But that initial panic didn’t last long. When faced with charting a roadmap through unprecedented territory, Breeding was quick to respond with an unwavering resolve to “make it happen — fast.”
“Since dining locations were going to be some of the only large gathering spaces left, we knew we had to get it exactly right,” he says. “There’d be no days where we could relax, no such thing as ‘close enough.’ Because if we messed up … well, there wasn’t room for messing up.”
So Breeding, alongside a team of managers, chefs and serving staff, immediately got to work. Through many hourslong brainstorming sessions this summer in the Elaine Langone Center’s Walls Lounge, the team devised several scenarios for reconfiguring the dining experience, ranging from high to low risk. They consulted with the state Department of Health and many University divisions, in addition to following the CDC’s COVID-19 guidelines.
Strategies for keeping serving lines short, installing plexiglass barriers and physical-distancing signage, plus rigorous cleaning protocols — all to make campus dining as COVID-proof as possible — were vigilantly considered.
“Even with a solid plan, there was no doubt that we’d need to be incredibly nimble,” Breeding says. “It’d be an evolving process of seeing what we could adjust to make dining as close to familiar as possible. And every decision was consciously made in the interest of pure safety of our students and community.”
Painstakingly designed to prioritize efficiency, flexibility and safety, this fall’s dining experience was vastly different from what students had experienced before.
Rather than an array of made-to-order and self-serve options, the lunch and dinner menu was standardized across nearly all dining locations. While entrée items changed often — from enchiladas to chicken stew to beef cheesesteaks — the new menu always included a protein, starch and pasta option, as well as salads and vegan and vegetarian dishes. All food items were served by dining staff, and take-out was highly encouraged.
The standard menu and reduced seating capacity in all dining areas helped prevent congestion. But these strategies also required short-order cooks to swiftly adapt to a new system of service and sanitation, a feat that’s been “awesome,” according to Retail Dining Assistant Director Sarah Lincicome.
“It’s impressive how fast and effectively our cooks have completely switched gears.

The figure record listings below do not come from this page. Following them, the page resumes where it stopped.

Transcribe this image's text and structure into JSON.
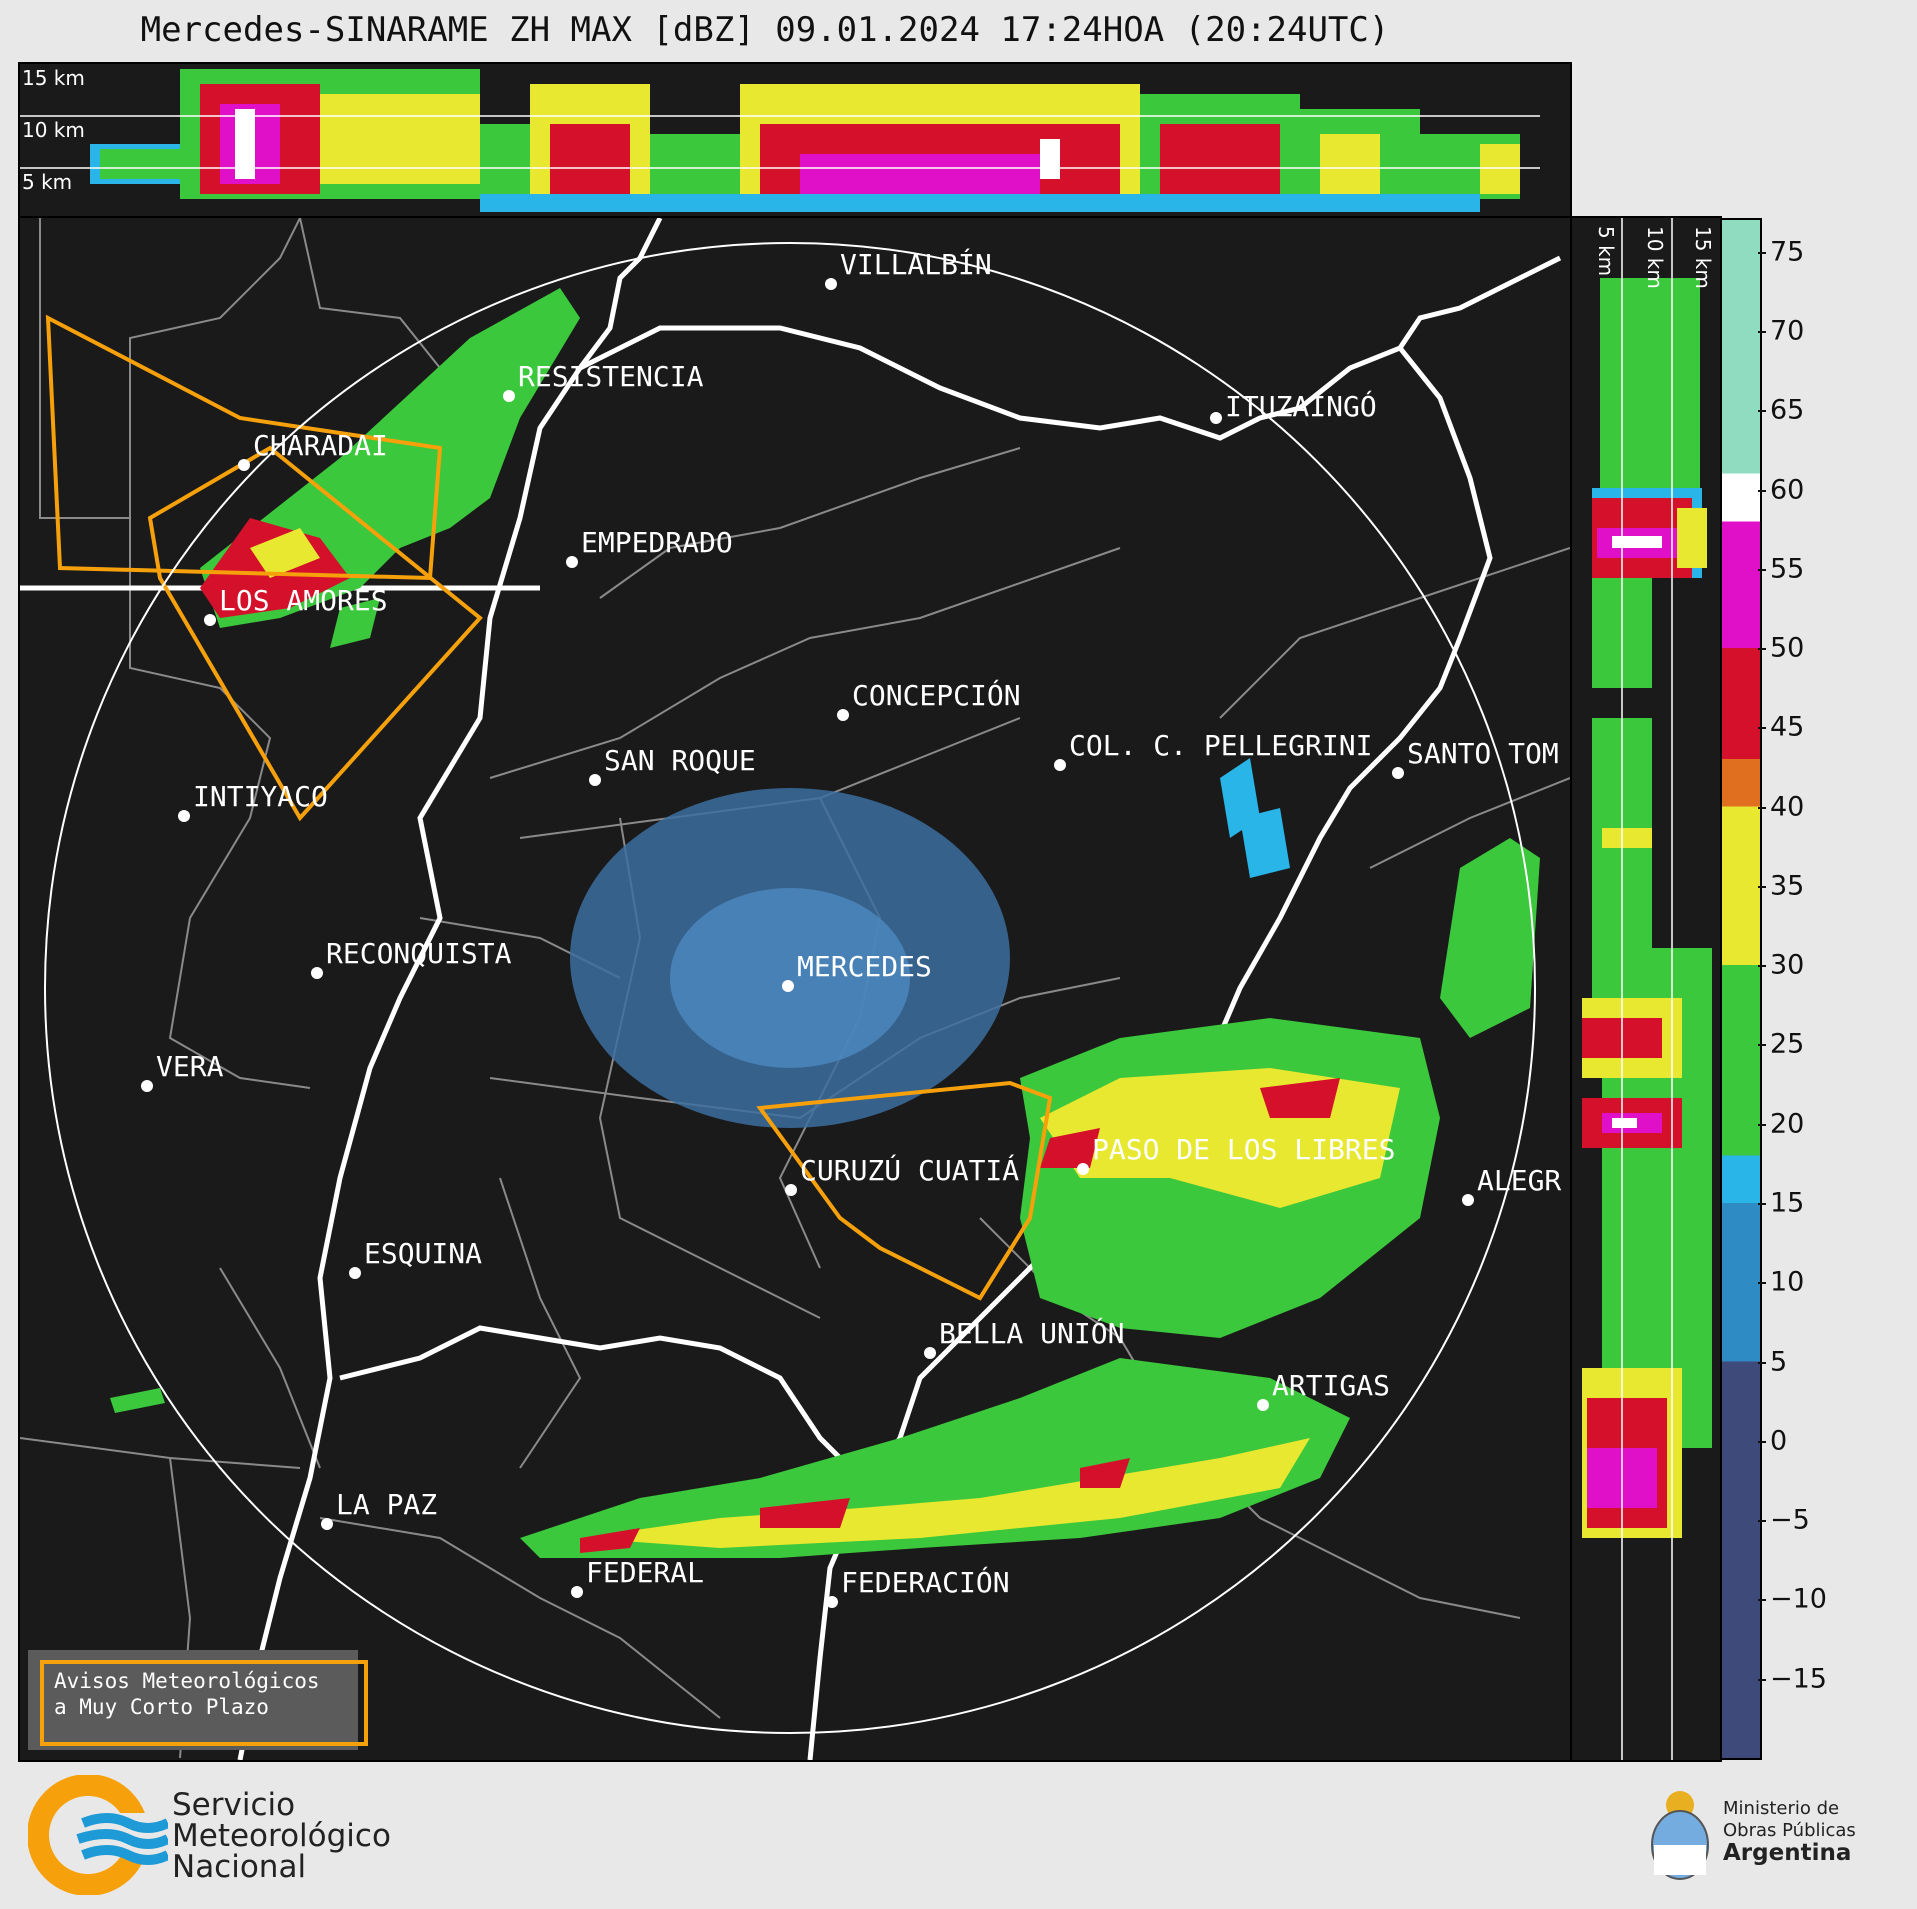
{
  "title": "Mercedes-SINARAME ZH MAX [dBZ] 09.01.2024 17:24HOA (20:24UTC)",
  "top_panel": {
    "altitude_labels": [
      "15 km",
      "10 km",
      "5 km"
    ]
  },
  "side_panel": {
    "altitude_labels": [
      "5 km",
      "10 km",
      "15 km"
    ]
  },
  "colorbar": {
    "unit": "dBZ",
    "ticks": [
      "75",
      "70",
      "65",
      "60",
      "55",
      "50",
      "45",
      "40",
      "35",
      "30",
      "25",
      "20",
      "15",
      "10",
      "5",
      "0",
      "−5",
      "−10",
      "−15"
    ],
    "range": [
      -20,
      77
    ],
    "colors": {
      "below_5": "#3e4a7a",
      "5_15": "#2f8bc4",
      "15_20": "#29b5e8",
      "20_30": "#3cc83c",
      "30_40": "#e8e830",
      "40_45": "#e07020",
      "45_50": "#d4102a",
      "50_58": "#e010c8",
      "58_62": "#ffffff",
      "62_77": "#8fdcc0"
    }
  },
  "map": {
    "cities": [
      {
        "name": "VILLALBÍN"
      },
      {
        "name": "RESISTENCIA"
      },
      {
        "name": "CHARADAI"
      },
      {
        "name": "ITUZAINGÓ"
      },
      {
        "name": "EMPEDRADO"
      },
      {
        "name": "LOS AMORES"
      },
      {
        "name": "CONCEPCIÓN"
      },
      {
        "name": "SAN ROQUE"
      },
      {
        "name": "COL. C. PELLEGRINI"
      },
      {
        "name": "SANTO TOM"
      },
      {
        "name": "INTIYACO"
      },
      {
        "name": "MERCEDES"
      },
      {
        "name": "RECONQUISTA"
      },
      {
        "name": "VERA"
      },
      {
        "name": "CURUZÚ CUATIÁ"
      },
      {
        "name": "PASO DE LOS LIBRES"
      },
      {
        "name": "ALEGR"
      },
      {
        "name": "ESQUINA"
      },
      {
        "name": "BELLA UNIÓN"
      },
      {
        "name": "ARTIGAS"
      },
      {
        "name": "LA PAZ"
      },
      {
        "name": "FEDERAL"
      },
      {
        "name": "FEDERACIÓN"
      }
    ],
    "legend": {
      "line1": "Avisos Meteorológicos",
      "line2": "a Muy Corto Plazo",
      "color": "#f6a10c"
    }
  },
  "footer": {
    "smn_line1": "Servicio",
    "smn_line2": "Meteorológico",
    "smn_line3": "Nacional",
    "ministry_line1": "Ministerio de",
    "ministry_line2": "Obras Públicas",
    "ministry_line3": "Argentina"
  }
}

This would not have been possible without their dedication,” says Lincicome, who oversees locations such as the Commons, 7th Street and Bertrand Library cafés. “Whatever it takes to keep our students safe, healthy and smiling is what we’re here to do,” she says.
Ensuring that each Bucknellian was provided for was far from a solitary effort. Staff from departments across the University volunteered to deliver fresh, hot meals to students in isolation and quarantine, seven days a week.
Library & Information Technology Systems Engineer Wade Hutchison ’84, M’94 and colleagues delivered more than 30 meals one weekend.
“Anything I can do to help keep this campus open and running is a worthwhile endeavor,” says Hutchison. “The amount of effort we’re putting in is not at all unexpected or extraordinary. It’s just the kind of place Bucknell is.”
Amy Baker, who rallied her University Advancement colleagues and made deliveries every day for several weeks, says the effort meant “truly putting that ‘Bucknell Together’ slogan into action and making sure students’ needs are at the very top of our priorities list. Nothing that we do in our regular jobs matters if it’s not ultimately to the benefit of students, because they’re the reason we’re here.”